By all accounts, it should have – and could have been, in another time or on another planet – a day like any other. The sun came up and the Earth flung itself around the broiling star at a break-neck 30km a second, leading to the heartwarming effect that every occupant of the planet who had been alive more than two years affectionately referred to as "daytime". That huge, sloshing orb spun itself about, frolicked with its single moon, and tossed itself about its sun with no real concern for whatever might have been happening on its surface.
Much less elsewhere.
Yet, somewhere in a small city in the Midwest section of the United States, of all places, a young woman sat casually sipping a cup of coffee from a battered old mug. It was nearing dusk by then, the sky turning all sorts of mesmerizing colors that even the most talented watercolor artist struggled to reproduce accurately, and the park she sat in had cleared out from its springtime fill of young children and their equally young and attractive parents. She had unquestionably enjoyed her afternoon of people watching, but the routines of the families that had filed in and out of the park were so predictable that she was sure by the time darkness enveloped the area that she could even read their lips accurately. It had become boring, but it was better than letting the depression and desperation of unemployment completely drag her down into its grips. It was better than listening to her cell keep making a delightfully bubbly popping sound every time her father sent her another text, demanding to know when she intended on finding another job, as if she could simply walk into any business she pleased and demand gainful employment. It was better, in almost every way, than dealing with anything else she put up with during her days.

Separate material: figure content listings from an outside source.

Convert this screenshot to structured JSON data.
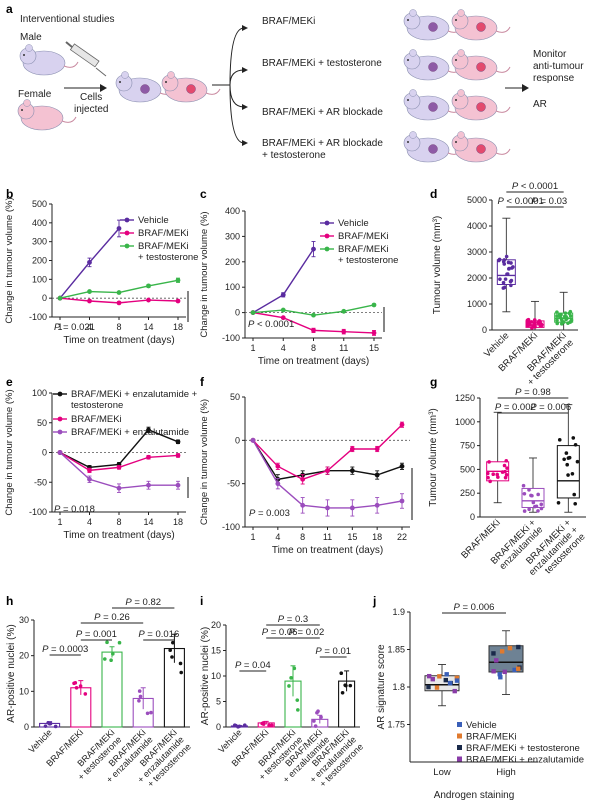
{
  "chart_data": [
    {
      "panel": "a",
      "type": "diagram",
      "title": "Interventional studies",
      "inputs": [
        "Male",
        "Female"
      ],
      "injection_label": "Cells injected",
      "arms": [
        "BRAF/MEKi",
        "BRAF/MEKi + testosterone",
        "BRAF/MEKi + AR blockade",
        "BRAF/MEKi + AR blockade + testosterone"
      ],
      "outputs": [
        "Monitor anti-tumour response",
        "AR"
      ]
    },
    {
      "panel": "b",
      "type": "line",
      "xlabel": "Time on treatment (days)",
      "ylabel": "Change in tumour volume (%)",
      "x": [
        1,
        4,
        8,
        14,
        18
      ],
      "ylim": [
        -100,
        500
      ],
      "yticks": [
        -100,
        0,
        100,
        200,
        300,
        400,
        500
      ],
      "series": [
        {
          "name": "Vehicle",
          "x": [
            1,
            4,
            8
          ],
          "values": [
            0,
            190,
            370
          ],
          "color": "#5a2ca0"
        },
        {
          "name": "BRAF/MEKi",
          "x": [
            1,
            4,
            8,
            14,
            18
          ],
          "values": [
            0,
            -15,
            -25,
            -10,
            -15
          ],
          "color": "#e4007f"
        },
        {
          "name": "BRAF/MEKi + testosterone",
          "x": [
            1,
            4,
            8,
            14,
            18
          ],
          "values": [
            0,
            35,
            30,
            65,
            95
          ],
          "color": "#39b54a"
        }
      ],
      "annotation": "P = 0.021"
    },
    {
      "panel": "c",
      "type": "line",
      "xlabel": "Time on treatment (days)",
      "ylabel": "Change in tumour volume (%)",
      "x": [
        1,
        4,
        8,
        11,
        15
      ],
      "ylim": [
        -100,
        400
      ],
      "yticks": [
        -100,
        0,
        100,
        200,
        300,
        400
      ],
      "series": [
        {
          "name": "Vehicle",
          "x": [
            1,
            4,
            8
          ],
          "values": [
            0,
            70,
            250
          ],
          "color": "#5a2ca0"
        },
        {
          "name": "BRAF/MEKi",
          "x": [
            1,
            4,
            8,
            11,
            15
          ],
          "values": [
            0,
            -20,
            -70,
            -75,
            -80
          ],
          "color": "#e4007f"
        },
        {
          "name": "BRAF/MEKi + testosterone",
          "x": [
            1,
            4,
            8,
            11,
            15
          ],
          "values": [
            0,
            10,
            -10,
            5,
            30
          ],
          "color": "#39b54a"
        }
      ],
      "annotation": "P < 0.0001"
    },
    {
      "panel": "d",
      "type": "box",
      "ylabel": "Tumour volume (mm³)",
      "ylabel_text": "Tumour volume (mm",
      "ylabel_sup": "3",
      "ylim": [
        0,
        5000
      ],
      "yticks": [
        0,
        1000,
        2000,
        3000,
        4000,
        5000
      ],
      "categories": [
        "Vehicle",
        "BRAF/MEKi",
        "BRAF/MEKi + testosterone"
      ],
      "category_lines": [
        [
          "Vehicle"
        ],
        [
          "BRAF/MEKi"
        ],
        [
          "BRAF/MEKi",
          "+ testosterone"
        ]
      ],
      "boxes": [
        {
          "min": 700,
          "q1": 1750,
          "median": 2100,
          "q3": 2700,
          "max": 4300,
          "color": "#5a2ca0"
        },
        {
          "min": 0,
          "q1": 100,
          "median": 200,
          "q3": 350,
          "max": 1100,
          "color": "#e4007f"
        },
        {
          "min": 0,
          "q1": 300,
          "median": 450,
          "q3": 650,
          "max": 1450,
          "color": "#39b54a"
        }
      ],
      "comparisons": [
        {
          "label": "P < 0.0001",
          "from": 0,
          "to": 2
        },
        {
          "label": "P < 0.0001",
          "from": 0,
          "to": 1
        },
        {
          "label": "P = 0.03",
          "from": 1,
          "to": 2
        }
      ]
    },
    {
      "panel": "e",
      "type": "line",
      "xlabel": "Time on treatment (days)",
      "ylabel": "Change in tumour volume (%)",
      "x": [
        1,
        4,
        8,
        14,
        18
      ],
      "ylim": [
        -100,
        100
      ],
      "yticks": [
        -100,
        -50,
        0,
        50,
        100
      ],
      "series": [
        {
          "name": "BRAF/MEKi + enzalutamide + testosterone",
          "legend_lines": [
            "BRAF/MEKi + enzalutamide +",
            "testosterone"
          ],
          "x": [
            1,
            4,
            8,
            14,
            18
          ],
          "values": [
            0,
            -25,
            -20,
            38,
            18
          ],
          "color": "#111111"
        },
        {
          "name": "BRAF/MEKi",
          "legend_lines": [
            "BRAF/MEKi"
          ],
          "x": [
            1,
            4,
            8,
            14,
            18
          ],
          "values": [
            0,
            -30,
            -25,
            -8,
            -5
          ],
          "color": "#e4007f"
        },
        {
          "name": "BRAF/MEKi + enzalutamide",
          "legend_lines": [
            "BRAF/MEKi + enzalutamide"
          ],
          "x": [
            1,
            4,
            8,
            14,
            18
          ],
          "values": [
            0,
            -45,
            -60,
            -55,
            -55
          ],
          "color": "#9b4dbd"
        }
      ],
      "annotation": "P = 0.018"
    },
    {
      "panel": "f",
      "type": "line",
      "xlabel": "Time on treatment (days)",
      "ylabel": "Change in tumour volume (%)",
      "x": [
        1,
        4,
        8,
        11,
        15,
        18,
        22
      ],
      "ylim": [
        -100,
        50
      ],
      "yticks": [
        -100,
        -50,
        0,
        50
      ],
      "series": [
        {
          "name": "BRAF/MEKi + enzalutamide + testosterone",
          "x": [
            1,
            4,
            8,
            11,
            15,
            18,
            22
          ],
          "values": [
            0,
            -45,
            -40,
            -35,
            -35,
            -40,
            -30
          ],
          "color": "#111111"
        },
        {
          "name": "BRAF/MEKi",
          "x": [
            1,
            4,
            8,
            11,
            15,
            18,
            22
          ],
          "values": [
            0,
            -30,
            -45,
            -35,
            -10,
            -10,
            18
          ],
          "color": "#e4007f"
        },
        {
          "name": "BRAF/MEKi + enzalutamide",
          "x": [
            1,
            4,
            8,
            11,
            15,
            18,
            22
          ],
          "values": [
            0,
            -50,
            -75,
            -78,
            -78,
            -75,
            -70
          ],
          "color": "#9b4dbd"
        }
      ],
      "annotation": "P = 0.003"
    },
    {
      "panel": "g",
      "type": "box",
      "ylabel": "Tumour volume (mm³)",
      "ylabel_text": "Tumour volume (mm",
      "ylabel_sup": "3",
      "ylim": [
        0,
        1250
      ],
      "yticks": [
        0,
        250,
        500,
        750,
        1000,
        1250
      ],
      "categories": [
        "BRAF/MEKi",
        "BRAF/MEKi + enzalutamide",
        "BRAF/MEKi + enzalutamide + testosterone"
      ],
      "category_lines": [
        [
          "BRAF/MEKi"
        ],
        [
          "BRAF/MEKi +",
          "enzalutamide"
        ],
        [
          "BRAF/MEKi +",
          "enzalutamide +",
          "testosterone"
        ]
      ],
      "boxes": [
        {
          "min": 150,
          "q1": 380,
          "median": 480,
          "q3": 580,
          "max": 1100,
          "color": "#e4007f"
        },
        {
          "min": 50,
          "q1": 100,
          "median": 170,
          "q3": 300,
          "max": 620,
          "color": "#9b4dbd"
        },
        {
          "min": 50,
          "q1": 200,
          "median": 380,
          "q3": 750,
          "max": 1180,
          "color": "#111111"
        }
      ],
      "comparisons": [
        {
          "label": "P = 0.98",
          "from": 0,
          "to": 2
        },
        {
          "label": "P = 0.002",
          "from": 0,
          "to": 1
        },
        {
          "label": "P = 0.006",
          "from": 1,
          "to": 2
        }
      ]
    },
    {
      "panel": "h",
      "type": "bar",
      "ylabel": "AR-positive nuclei (%)",
      "ylim": [
        0,
        30
      ],
      "yticks": [
        0,
        10,
        20,
        30
      ],
      "categories": [
        "Vehicle",
        "BRAF/MEKi",
        "BRAF/MEKi + testosterone",
        "BRAF/MEKi + enzalutamide",
        "BRAF/MEKi + enzalutamide + testosterone"
      ],
      "category_lines": [
        [
          "Vehicle"
        ],
        [
          "BRAF/MEKi"
        ],
        [
          "BRAF/MEKi",
          "+ testosterone"
        ],
        [
          "BRAF/MEKi",
          "+ enzalutamide"
        ],
        [
          "BRAF/MEKi",
          "+ enzalutamide",
          "+ testosterone"
        ]
      ],
      "values": [
        1,
        11,
        21,
        8,
        22
      ],
      "errors": [
        0.5,
        2,
        1.5,
        3,
        4
      ],
      "colors": [
        "#5a2ca0",
        "#e4007f",
        "#39b54a",
        "#9b4dbd",
        "#111111"
      ],
      "comparisons": [
        {
          "label": "P = 0.82",
          "from": 2,
          "to": 4
        },
        {
          "label": "P = 0.26",
          "from": 1,
          "to": 3
        },
        {
          "label": "P = 0.001",
          "from": 1,
          "to": 2
        },
        {
          "label": "P = 0.016",
          "from": 3,
          "to": 4
        },
        {
          "label": "P = 0.0003",
          "from": 0,
          "to": 1
        }
      ]
    },
    {
      "panel": "i",
      "type": "bar",
      "ylabel": "AR-positive nuclei (%)",
      "ylim": [
        0,
        20
      ],
      "yticks": [
        0,
        5,
        10,
        15,
        20
      ],
      "categories": [
        "Vehicle",
        "BRAF/MEKi",
        "BRAF/MEKi + testosterone",
        "BRAF/MEKi + enzalutamide",
        "BRAF/MEKi + enzalutamide + testosterone"
      ],
      "category_lines": [
        [
          "Vehicle"
        ],
        [
          "BRAF/MEKi"
        ],
        [
          "BRAF/MEKi",
          "+ testosterone"
        ],
        [
          "BRAF/MEKi",
          "+ enzalutamide"
        ],
        [
          "BRAF/MEKi",
          "+ enzalutamide",
          "+ testosterone"
        ]
      ],
      "values": [
        0.2,
        0.8,
        9,
        1.5,
        9
      ],
      "errors": [
        0.1,
        0.3,
        3,
        0.8,
        2
      ],
      "colors": [
        "#5a2ca0",
        "#e4007f",
        "#39b54a",
        "#9b4dbd",
        "#111111"
      ],
      "comparisons": [
        {
          "label": "P = 0.3",
          "from": 1,
          "to": 3
        },
        {
          "label": "P = 0.06",
          "from": 1,
          "to": 2
        },
        {
          "label": "P = 0.02",
          "from": 2,
          "to": 3
        },
        {
          "label": "P = 0.01",
          "from": 3,
          "to": 4
        },
        {
          "label": "P = 0.04",
          "from": 0,
          "to": 1
        }
      ]
    },
    {
      "panel": "j",
      "type": "box",
      "xlabel": "Androgen staining",
      "ylabel": "AR signature score",
      "ylim": [
        1.7,
        1.9
      ],
      "yticks": [
        1.75,
        1.8,
        1.85,
        1.9
      ],
      "categories": [
        "Low",
        "High"
      ],
      "boxes": [
        {
          "min": 1.775,
          "q1": 1.795,
          "median": 1.803,
          "q3": 1.815,
          "max": 1.83,
          "color": "#e8e8e8"
        },
        {
          "min": 1.79,
          "q1": 1.82,
          "median": 1.833,
          "q3": 1.855,
          "max": 1.875,
          "color": "#6e8294"
        }
      ],
      "comparisons": [
        {
          "label": "P = 0.006",
          "from": 0,
          "to": 1
        }
      ],
      "legend": [
        {
          "name": "Vehicle",
          "color": "#3a5fb8"
        },
        {
          "name": "BRAF/MEKi",
          "color": "#e07a2e"
        },
        {
          "name": "BRAF/MEKi + testosterone",
          "color": "#1a2a4a"
        },
        {
          "name": "BRAF/MEKi + enzalutamide",
          "color": "#8a3ca8"
        }
      ]
    }
  ]
}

Mind you, there were moments that she enjoyed her life, but they were relatively few and far between and they paled in comparison to the upbeat, exciting lives of her friends and former classmates. At 25 years old she was sure that she was hitting middle age already, and the fact that so many of her colleagues were married off and popping out squalling children made her feel even older. She was often updated about new teeth or the arrival of another "bundle of joy" while her updates in holiday letters consisted of finally getting to dye her normally black hair purple, or acquiring another kitten. She complained about how absolutely dead the job market was while her siblings and ex-cohorts praised their college educations and thanked whatever deities pleased them most for their steady, gainful employment. In short, the girl – a pretty but not strikingly so, pale-skinned creature whose hair boasted a sort of other-worldly curl to it and whose eyes could have been mistaken for five or six different colors – was discontent, and sitting in the park watching happy families go about their lives made it easier, sometimes, to forget what awaited her when she returned back to her quiet apartment and her content but rather unimpressed cats.
It was that very evening, as she rinsed her beloved coffee mug in a water fountain and then tucked it back into the messenger bag at her side, that she wondered how long she would have to wait before something, anything changed. Before she could brag about her life, and the wonderful and amazing and exciting things that she was somehow blessed enough to experience. So it was perhaps surprising to her when she realized that the park, despite the time, seemed to be making an almost mechanical, low buzzing sound.
She whipped around as though she fully expected to see something behind her, but as she had figured, she was alone and there was nothing there to explain the noise. I must be going insane, she bitterly thought, her brow knitting in frustration. Her fingers lifted and rubbed briefly at her ears, perhaps hoping she could invoke the noise into escaping on its own, but as she realized it surely wasn't something that her own body was creating, or that it wasn't simply some mental reaction, a side effect from too many years of overly loud dubstep, she frowned.
The streets that made the park into a corner lot held the same amount of traffic as always, a few cars here and there but nothing extraordinary. The lights had come on by then, tall, old fashioned lamps meant to look like wrought iron with glass lanterns atop lit by soft orange bulbs. The somewhat long grass swayed about in the warm, gentle breeze and the shadows of the many trees about her grew longer and darker as the sun faded away below the distant horizon. It was a night exactly like every other night she had come out to the park to enjoy watching life blossom around her, and yet there was something so desperately wrong with the whole thing that she couldn't quite put a finger on it.
The buzz grew louder.
It was almost like bees, she realized, though it sounded like it was coming from half a mile beneath her feet and as if their wings had been replaced by miniscule watch parts. It would have been oddly soothing, if it wasn't so completely out of place and inexplicable. Even being able to pinpoint a source for the sound would have made it that much more tolerable, but as her head snapped left and right and left again, each time ruling out potential causes for the low buzz, she realized that she would be afforded no such luxury. The park was nearly dark, and worst of all, the few stragglers who remained – mostly teenagers and the occasional family with older children – didn't seem to notice the noise as she had. If so, they weren't acknowledging it in a way that she could understand or ascertain, and that almost bothered her more.
Her complete distraction made being run into by two sprinting individuals even more surprising.